Are you thinking that I’m being too harsh? The truth is if you want change to happen, you need to show up and DO things. But it’s not as hard as you might think it is. Instead of asking ‘how can do you motivate you’ or ‘what do you do that I can do’, do this instead.


Think about what motivates you, as the unique and amazing individual that you are. Think about what you want out of life and why. Think about all the things that you gain out of NOT making the change you kind of want to make but you’re not motivated enough for. You only do the things you do (including all your bad habits and lack of good habits) because you get something out of them. What is it? Why does it matter to you? How are you enabling this behaviour in yourself?


What has motivated you to make changes in the past? Even if these changes do not seem like the ones you are trying to make now, the motivation aspect of that change then will help you see how to motivate yourself now.


What structural changes to your life would you need to make for this change you want to happen to continue happening even when you’re not motivated? Because you won’t be motivated all the time. Are you prepared to commit to those structural changes? For example, if you want to run Parkrun every week, are you prepared for your Friday nights to look a little/lot different? If you can’t commit to a Friday night that doesn’t end at 3am being rat arsed, you’re not really committing to an early Saturday morning start.


You need those structural changes to reinforce those habits that will keep you moving forward on all of the days you don’t feel motivated. And there will be many. Because no matter how awesome you are, you’re still just a human. And no human is motivated all the time.


You not feeling motivated is not a failing. But you don’t have to ‘fail’ just because you are not motivated.

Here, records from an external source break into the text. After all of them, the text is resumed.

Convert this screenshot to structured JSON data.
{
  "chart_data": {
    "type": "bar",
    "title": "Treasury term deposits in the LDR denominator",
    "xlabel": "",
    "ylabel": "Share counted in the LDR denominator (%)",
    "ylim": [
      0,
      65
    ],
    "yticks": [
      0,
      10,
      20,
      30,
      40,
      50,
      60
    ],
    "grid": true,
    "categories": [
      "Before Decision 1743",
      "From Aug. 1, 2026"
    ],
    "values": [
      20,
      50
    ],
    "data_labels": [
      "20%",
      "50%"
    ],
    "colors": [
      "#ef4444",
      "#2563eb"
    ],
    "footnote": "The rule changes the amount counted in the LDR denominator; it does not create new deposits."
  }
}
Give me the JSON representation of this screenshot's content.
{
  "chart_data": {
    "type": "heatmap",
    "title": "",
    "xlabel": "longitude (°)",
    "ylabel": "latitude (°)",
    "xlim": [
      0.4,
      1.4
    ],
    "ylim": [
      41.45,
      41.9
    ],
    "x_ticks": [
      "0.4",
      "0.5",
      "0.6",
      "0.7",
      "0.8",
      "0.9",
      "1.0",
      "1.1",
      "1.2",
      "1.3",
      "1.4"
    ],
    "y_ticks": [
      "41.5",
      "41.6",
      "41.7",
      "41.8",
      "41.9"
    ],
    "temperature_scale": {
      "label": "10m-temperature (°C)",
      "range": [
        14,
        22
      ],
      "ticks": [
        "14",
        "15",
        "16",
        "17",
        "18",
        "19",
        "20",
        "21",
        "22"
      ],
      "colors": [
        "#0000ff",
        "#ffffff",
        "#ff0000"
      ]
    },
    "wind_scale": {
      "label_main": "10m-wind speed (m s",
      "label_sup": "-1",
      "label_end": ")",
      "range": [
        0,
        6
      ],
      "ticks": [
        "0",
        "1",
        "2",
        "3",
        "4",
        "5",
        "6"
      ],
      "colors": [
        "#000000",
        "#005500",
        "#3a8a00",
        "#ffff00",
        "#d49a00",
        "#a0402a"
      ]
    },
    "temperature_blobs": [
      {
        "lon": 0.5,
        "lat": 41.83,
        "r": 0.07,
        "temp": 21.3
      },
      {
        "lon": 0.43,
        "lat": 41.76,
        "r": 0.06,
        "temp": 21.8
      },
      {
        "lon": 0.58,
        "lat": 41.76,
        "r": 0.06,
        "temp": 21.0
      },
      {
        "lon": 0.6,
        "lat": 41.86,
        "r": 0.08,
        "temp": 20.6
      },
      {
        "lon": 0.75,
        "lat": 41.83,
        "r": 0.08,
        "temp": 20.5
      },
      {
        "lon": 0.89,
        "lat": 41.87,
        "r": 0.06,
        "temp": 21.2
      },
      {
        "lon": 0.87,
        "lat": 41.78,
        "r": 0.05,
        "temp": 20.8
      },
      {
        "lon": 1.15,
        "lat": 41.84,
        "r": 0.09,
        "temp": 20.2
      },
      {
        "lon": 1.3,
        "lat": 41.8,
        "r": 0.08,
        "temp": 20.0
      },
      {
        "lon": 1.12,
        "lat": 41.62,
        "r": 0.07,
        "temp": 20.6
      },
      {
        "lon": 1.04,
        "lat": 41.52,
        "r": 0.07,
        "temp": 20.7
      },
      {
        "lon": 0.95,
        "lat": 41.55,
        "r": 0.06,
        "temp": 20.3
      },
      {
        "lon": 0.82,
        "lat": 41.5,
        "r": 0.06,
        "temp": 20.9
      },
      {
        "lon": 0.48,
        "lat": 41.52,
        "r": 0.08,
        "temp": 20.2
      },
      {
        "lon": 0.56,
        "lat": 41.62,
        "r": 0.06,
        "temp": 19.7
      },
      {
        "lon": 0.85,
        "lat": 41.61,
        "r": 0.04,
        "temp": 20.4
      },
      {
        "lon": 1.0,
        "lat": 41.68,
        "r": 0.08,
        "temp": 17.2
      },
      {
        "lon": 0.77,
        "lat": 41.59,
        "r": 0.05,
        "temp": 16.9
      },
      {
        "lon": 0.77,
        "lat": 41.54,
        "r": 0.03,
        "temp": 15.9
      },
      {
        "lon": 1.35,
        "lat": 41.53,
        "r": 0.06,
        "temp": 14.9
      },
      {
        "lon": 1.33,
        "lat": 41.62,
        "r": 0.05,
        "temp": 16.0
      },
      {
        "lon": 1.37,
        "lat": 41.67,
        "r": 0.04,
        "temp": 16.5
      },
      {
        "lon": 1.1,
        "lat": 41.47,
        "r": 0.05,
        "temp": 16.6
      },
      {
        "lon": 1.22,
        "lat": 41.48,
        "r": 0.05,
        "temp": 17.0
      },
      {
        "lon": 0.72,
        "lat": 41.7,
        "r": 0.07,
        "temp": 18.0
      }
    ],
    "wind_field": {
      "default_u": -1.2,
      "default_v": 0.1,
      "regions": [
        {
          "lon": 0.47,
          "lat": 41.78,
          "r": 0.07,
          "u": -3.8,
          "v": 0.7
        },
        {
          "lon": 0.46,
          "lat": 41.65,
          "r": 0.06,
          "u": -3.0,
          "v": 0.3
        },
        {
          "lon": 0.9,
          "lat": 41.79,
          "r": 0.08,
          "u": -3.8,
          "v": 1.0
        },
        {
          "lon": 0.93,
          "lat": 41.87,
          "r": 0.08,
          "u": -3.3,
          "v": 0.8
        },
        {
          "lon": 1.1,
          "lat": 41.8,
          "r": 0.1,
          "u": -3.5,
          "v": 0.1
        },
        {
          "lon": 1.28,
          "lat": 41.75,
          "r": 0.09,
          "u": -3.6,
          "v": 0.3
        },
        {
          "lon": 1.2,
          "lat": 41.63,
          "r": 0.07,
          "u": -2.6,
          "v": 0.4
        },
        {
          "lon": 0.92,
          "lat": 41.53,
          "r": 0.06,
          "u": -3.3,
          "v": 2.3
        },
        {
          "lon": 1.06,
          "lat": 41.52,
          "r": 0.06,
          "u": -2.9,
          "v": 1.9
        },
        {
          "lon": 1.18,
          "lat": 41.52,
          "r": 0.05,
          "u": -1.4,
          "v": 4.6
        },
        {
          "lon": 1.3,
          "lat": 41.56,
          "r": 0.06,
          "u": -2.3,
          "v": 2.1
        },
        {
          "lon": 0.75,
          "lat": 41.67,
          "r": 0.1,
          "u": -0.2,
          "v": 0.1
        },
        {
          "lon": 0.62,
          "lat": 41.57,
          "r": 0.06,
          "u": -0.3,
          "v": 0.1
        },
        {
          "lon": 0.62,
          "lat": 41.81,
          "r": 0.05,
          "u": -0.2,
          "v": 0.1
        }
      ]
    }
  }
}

How prepared are you to deal with setbacks and feeling like you’re not making progress? What’s your plan for when you don’t feel motivated? How will you keep yourself accountable? How can you change that feeling that this is a ‘fail’ to accept it is part of the process and something you can work on?


Instead of asking strangers on the internet ‘how can I motivate myself?’, here are better questions to ask yourself.



  • Why do I want to make this change?

  • What will making this change mean to me?

  • Why haven’t I made it before?

  • What do I gain from making this change?

  • What do I gain from NOT making this change?

  • Am I committed to making structural changes so that I have an embedded habit for when I am not motivated?

  • How have I created change for myself in the past?

  • How prepared am I to try and ‘fail'?

  • How will I deal with not making the rate of progress that I want?

  • How am I most likely to fuck myself up over this?

  • What steps can I take to prevent this?